Jeff City nominated to receive new federal incentives

To spur economic growth and development, Missouri nominated more than 100 areas, including portions of Jefferson City, to receive investment incentives through a new federal program.

Opportunity zones are low-income areas with slow job growth that would receive tax incentives to encourage long-term investment and job growth, said Maggie Kost, Missouri Department of Economic Development director of communications. Under the opportunity zone program, investors could receive treasury-certified capital-gains tax deferrals based on their investments in qualified opportunity zones.

"The opportunity zones program will help spur new investments in communities where they're needed most," U.S. Sen. Roy Blunt said in an April 10 news release. "By bringing investment incentives to underserved areas, the program will help create more jobs, drive economic growth, and improve the quality of life for families across our state."

Under the 2017 Tax Cuts and Jobs Act, each state governor could nominate up to 25 percent of eligible census tracts as opportunity zones and submit these nominations to the U.S. Department of Treasury. Missouri nominated the maximum number of census tracks it could - 161.

Local Missouri governments nominated possible opportunity zones to the Department of Economic Development, providing information about development plans and recent or future investment plans.

The Department of Economic Development received more than 160 applications for opportunity zone nominations, Kost said, and dwindled that number down by using the information provided by the local governments. The Department of Economic Development also looked at investment plans for the census tracts and how opportunity zones could benefit the nominated areas before sending the nominations to the Department of Treasury.

Jefferson City and the Jefferson City Area Chamber of Commerce partnered to submit an application. Chamber President Randy Allen said they nominated three census tracks, which includes the downtown area. The tracks are roughly bordered by the river, Clark Avenue, Ellis and Southwest boulevards, and Industrial Drive.

To be considered an opportunity zone, the census tract must have a poverty rate of at least 20 percent, or the tract's median family income not does not exceed 80 percent of the metropolitan area's and statewide median family income, or the tract can't exceed 80 percent of the statewide median family income in non-metropolitan areas.

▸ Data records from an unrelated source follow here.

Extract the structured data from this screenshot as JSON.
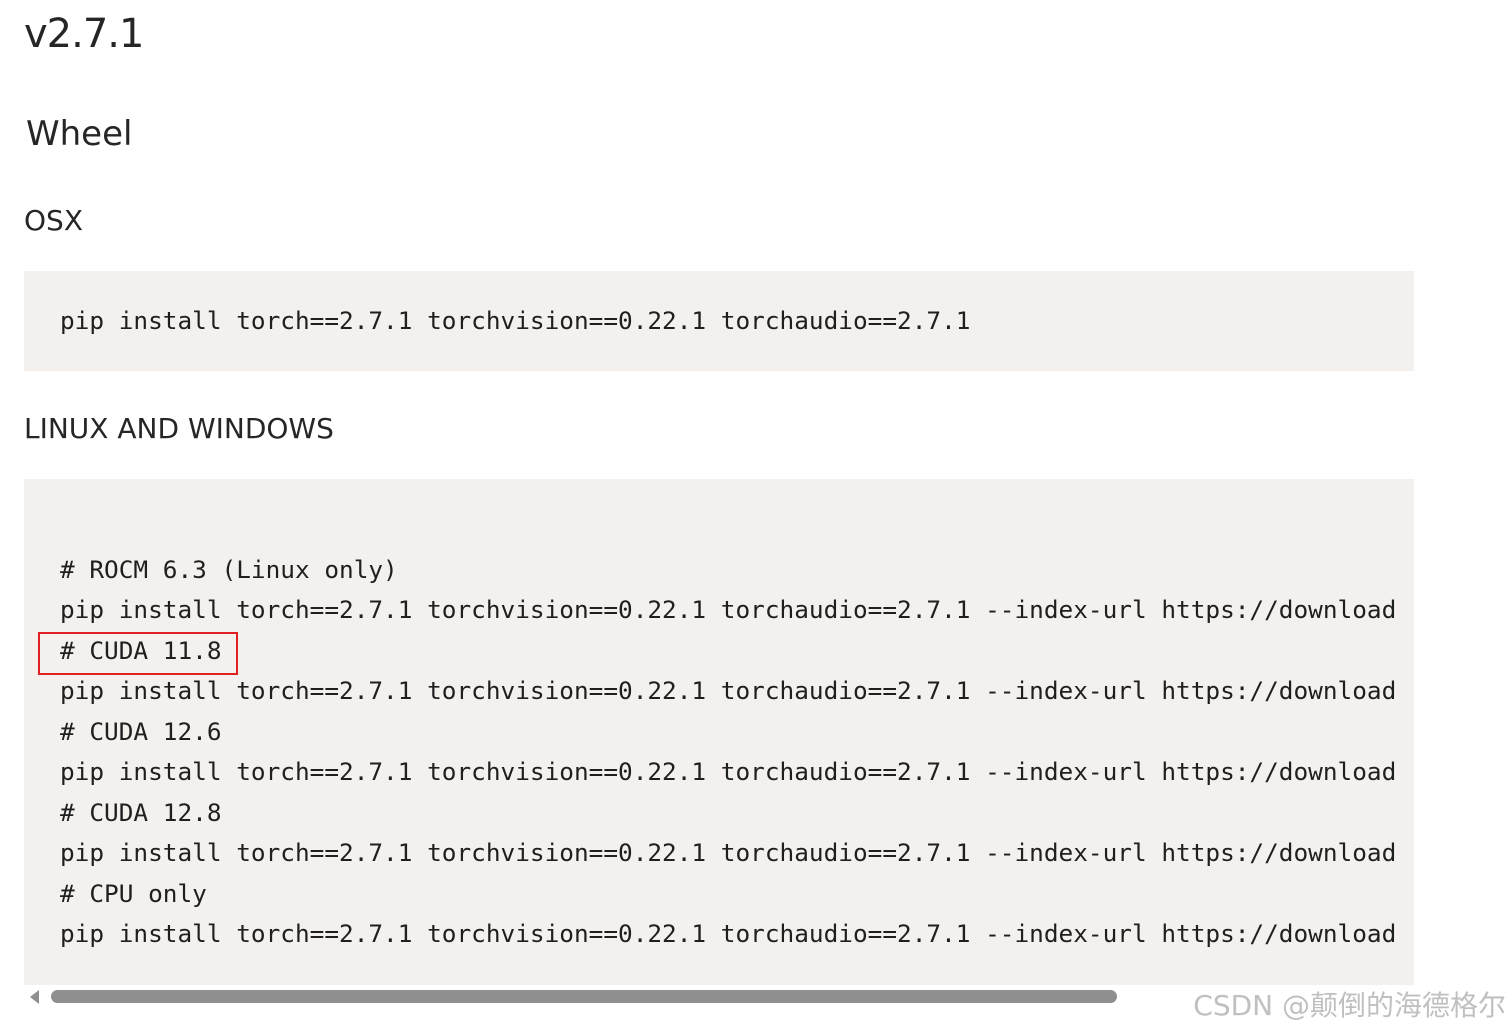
{
  "version_title": "v2.7.1",
  "sections": {
    "wheel_heading": "Wheel",
    "osx_heading": "OSX",
    "linux_windows_heading": "LINUX AND WINDOWS"
  },
  "osx_code": {
    "line": "pip install torch==2.7.1 torchvision==0.22.1 torchaudio==2.7.1"
  },
  "linux_code": {
    "lines": [
      "# ROCM 6.3 (Linux only)",
      "pip install torch==2.7.1 torchvision==0.22.1 torchaudio==2.7.1 --index-url https://download",
      "# CUDA 11.8",
      "pip install torch==2.7.1 torchvision==0.22.1 torchaudio==2.7.1 --index-url https://download",
      "# CUDA 12.6",
      "pip install torch==2.7.1 torchvision==0.22.1 torchaudio==2.7.1 --index-url https://download",
      "# CUDA 12.8",
      "pip install torch==2.7.1 torchvision==0.22.1 torchaudio==2.7.1 --index-url https://download",
      "# CPU only",
      "pip install torch==2.7.1 torchvision==0.22.1 torchaudio==2.7.1 --index-url https://download"
    ]
  },
  "icons": {
    "scroll_left": "chevron-left-icon"
  },
  "colors": {
    "code_background": "#f3f0ed",
    "highlight_border": "#e02020",
    "scrollbar_thumb": "#8f8f8f"
  },
  "watermark": "CSDN @颠倒的海德格尔"
}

If a census tract is in a high-migration rural country, then it can't exceed 85 percent of the statewide median family income. A high-migration rural county is a rural county that "during the 20-year period ending with the year in which the most recent census was conducted, has a net outmigration of inhabitants from the county of at least 10 percent of the county population at the beginning of such period," according to the Department of Economic Development.

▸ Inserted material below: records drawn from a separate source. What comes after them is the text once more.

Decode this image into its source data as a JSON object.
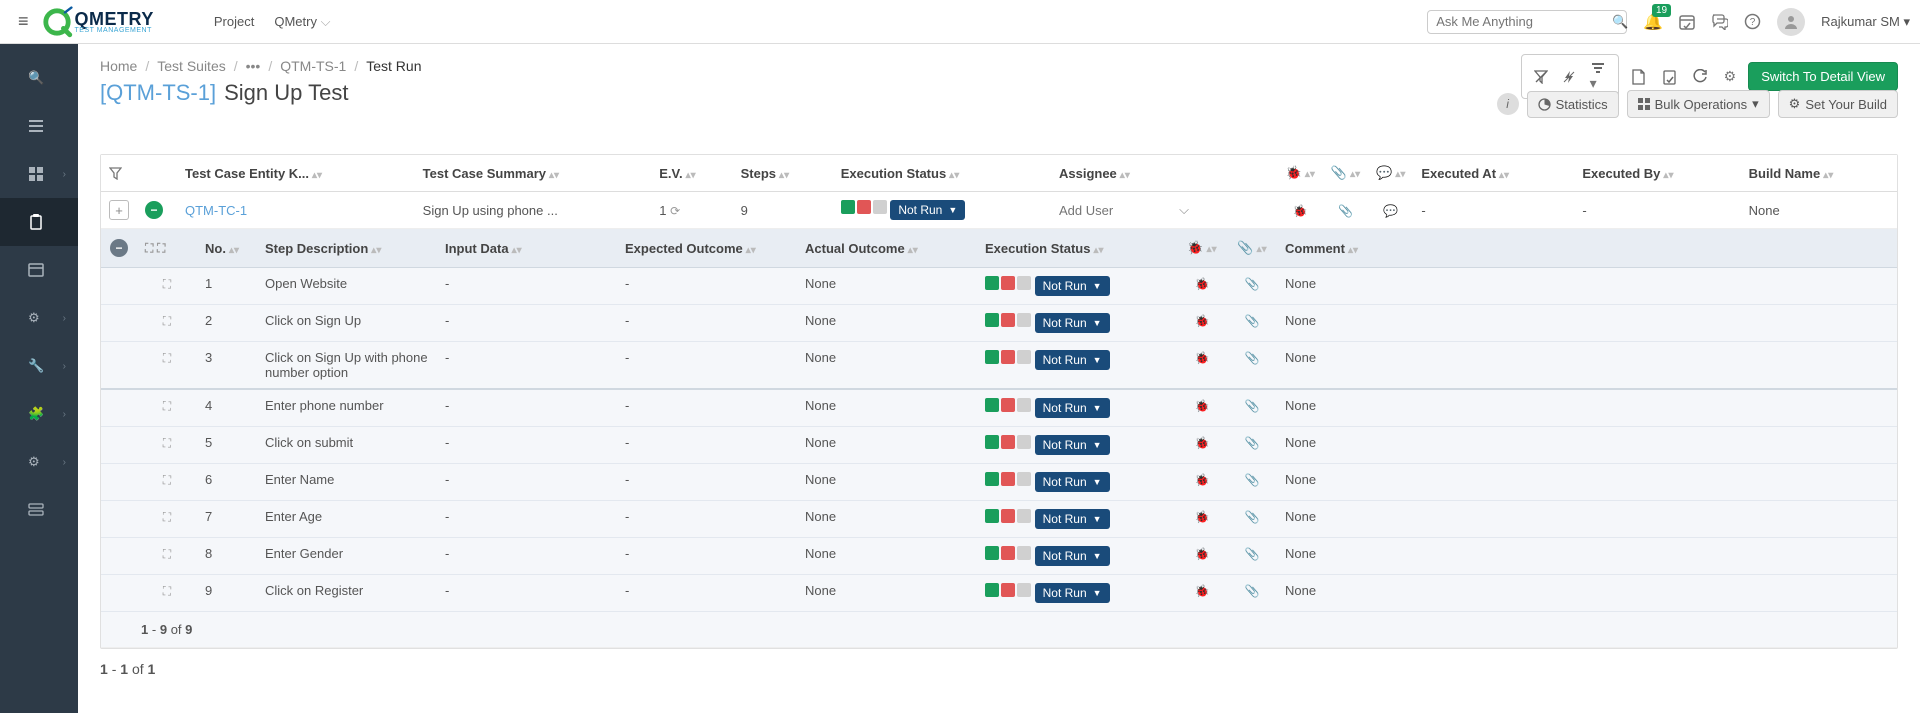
{
  "header": {
    "project_label": "Project",
    "project_name": "QMetry",
    "search_placeholder": "Ask Me Anything",
    "notification_count": "19",
    "user_name": "Rajkumar SM"
  },
  "breadcrumb": {
    "home": "Home",
    "suites": "Test Suites",
    "tsid": "QTM-TS-1",
    "current": "Test Run"
  },
  "title": {
    "id": "[QTM-TS-1]",
    "name": "Sign Up Test"
  },
  "actions": {
    "switch_view": "Switch To Detail View",
    "statistics": "Statistics",
    "bulk_ops": "Bulk Operations",
    "set_build": "Set Your Build"
  },
  "columns": {
    "tc_key": "Test Case Entity K...",
    "tc_summary": "Test Case Summary",
    "ev": "E.V.",
    "steps": "Steps",
    "exec_status": "Execution Status",
    "assignee": "Assignee",
    "executed_at": "Executed At",
    "executed_by": "Executed By",
    "build": "Build Name"
  },
  "testcase": {
    "key": "QTM-TC-1",
    "summary": "Sign Up using phone ...",
    "ev": "1",
    "steps": "9",
    "status": "Not Run",
    "assignee_placeholder": "Add User",
    "executed_at": "-",
    "executed_by": "-",
    "build": "None"
  },
  "step_columns": {
    "no": "No.",
    "desc": "Step Description",
    "input": "Input Data",
    "expected": "Expected Outcome",
    "actual": "Actual Outcome",
    "status": "Execution Status",
    "comment": "Comment"
  },
  "steps": [
    {
      "no": "1",
      "desc": "Open Website",
      "input": "-",
      "expected": "-",
      "actual": "None",
      "status": "Not Run",
      "comment": "None"
    },
    {
      "no": "2",
      "desc": "Click on Sign Up",
      "input": "-",
      "expected": "-",
      "actual": "None",
      "status": "Not Run",
      "comment": "None"
    },
    {
      "no": "3",
      "desc": "Click on Sign Up with phone number option",
      "input": "-",
      "expected": "-",
      "actual": "None",
      "status": "Not Run",
      "comment": "None"
    },
    {
      "no": "4",
      "desc": "Enter phone number",
      "input": "-",
      "expected": "-",
      "actual": "None",
      "status": "Not Run",
      "comment": "None",
      "sep": true
    },
    {
      "no": "5",
      "desc": "Click on submit",
      "input": "-",
      "expected": "-",
      "actual": "None",
      "status": "Not Run",
      "comment": "None"
    },
    {
      "no": "6",
      "desc": "Enter Name",
      "input": "-",
      "expected": "-",
      "actual": "None",
      "status": "Not Run",
      "comment": "None"
    },
    {
      "no": "7",
      "desc": "Enter Age",
      "input": "-",
      "expected": "-",
      "actual": "None",
      "status": "Not Run",
      "comment": "None"
    },
    {
      "no": "8",
      "desc": "Enter Gender",
      "input": "-",
      "expected": "-",
      "actual": "None",
      "status": "Not Run",
      "comment": "None"
    },
    {
      "no": "9",
      "desc": "Click on Register",
      "input": "-",
      "expected": "-",
      "actual": "None",
      "status": "Not Run",
      "comment": "None"
    }
  ],
  "steps_pagination": {
    "from": "1",
    "to": "9",
    "total": "9",
    "of": "of",
    "dash": "-"
  },
  "tc_pagination": {
    "from": "1",
    "to": "1",
    "total": "1",
    "of": "of",
    "dash": "-"
  }
}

"They're looking for basically economically depressed areas," Allen said. "So you would think that downtown would not be a depressed area, but the reason that it is is because that's where a lot of low-income people live. So it's more about residents in that census tract than it is about the businesses in that census tract."

Jefferson City has not been selected as an opportunity zone, as this is only a nomination, Allen said, and he would not know how the program would impact the community until the Department of Treasury announces whether to accept one or more of the nominated census tracts.

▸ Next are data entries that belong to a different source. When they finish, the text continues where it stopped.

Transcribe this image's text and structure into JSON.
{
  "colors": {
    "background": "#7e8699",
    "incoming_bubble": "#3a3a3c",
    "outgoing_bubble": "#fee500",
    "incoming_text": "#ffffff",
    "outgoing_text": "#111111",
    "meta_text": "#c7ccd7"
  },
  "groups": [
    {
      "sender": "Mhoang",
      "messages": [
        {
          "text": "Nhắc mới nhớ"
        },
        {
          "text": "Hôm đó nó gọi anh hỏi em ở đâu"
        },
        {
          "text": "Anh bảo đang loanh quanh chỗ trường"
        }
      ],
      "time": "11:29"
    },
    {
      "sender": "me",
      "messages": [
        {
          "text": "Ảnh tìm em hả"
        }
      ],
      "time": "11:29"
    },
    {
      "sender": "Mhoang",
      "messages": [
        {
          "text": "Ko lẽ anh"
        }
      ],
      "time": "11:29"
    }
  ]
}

"All we've done is the first step," Allen said.

It is unknown when Missouri will learn whether its nominations were selected for the opportunity zone program, Kost said.

The deadline to submit nominations was March 21 unless the state requested a 30-day extension to submit nominations. The U.S. Department of Treasury, which will administer the program, has 30 days from the submission date to designate the nominated zones.

The Department of Treasury announced the first round of opportunity zone designations April 9 for 18 states, and Missouri was not one of them. Its website notes there were communities nominated by the March 21 deadline and the department will make future designations at a later date.

Census tracts in Columbia and Sunrise Beach also were nominated as opportunity zone locations.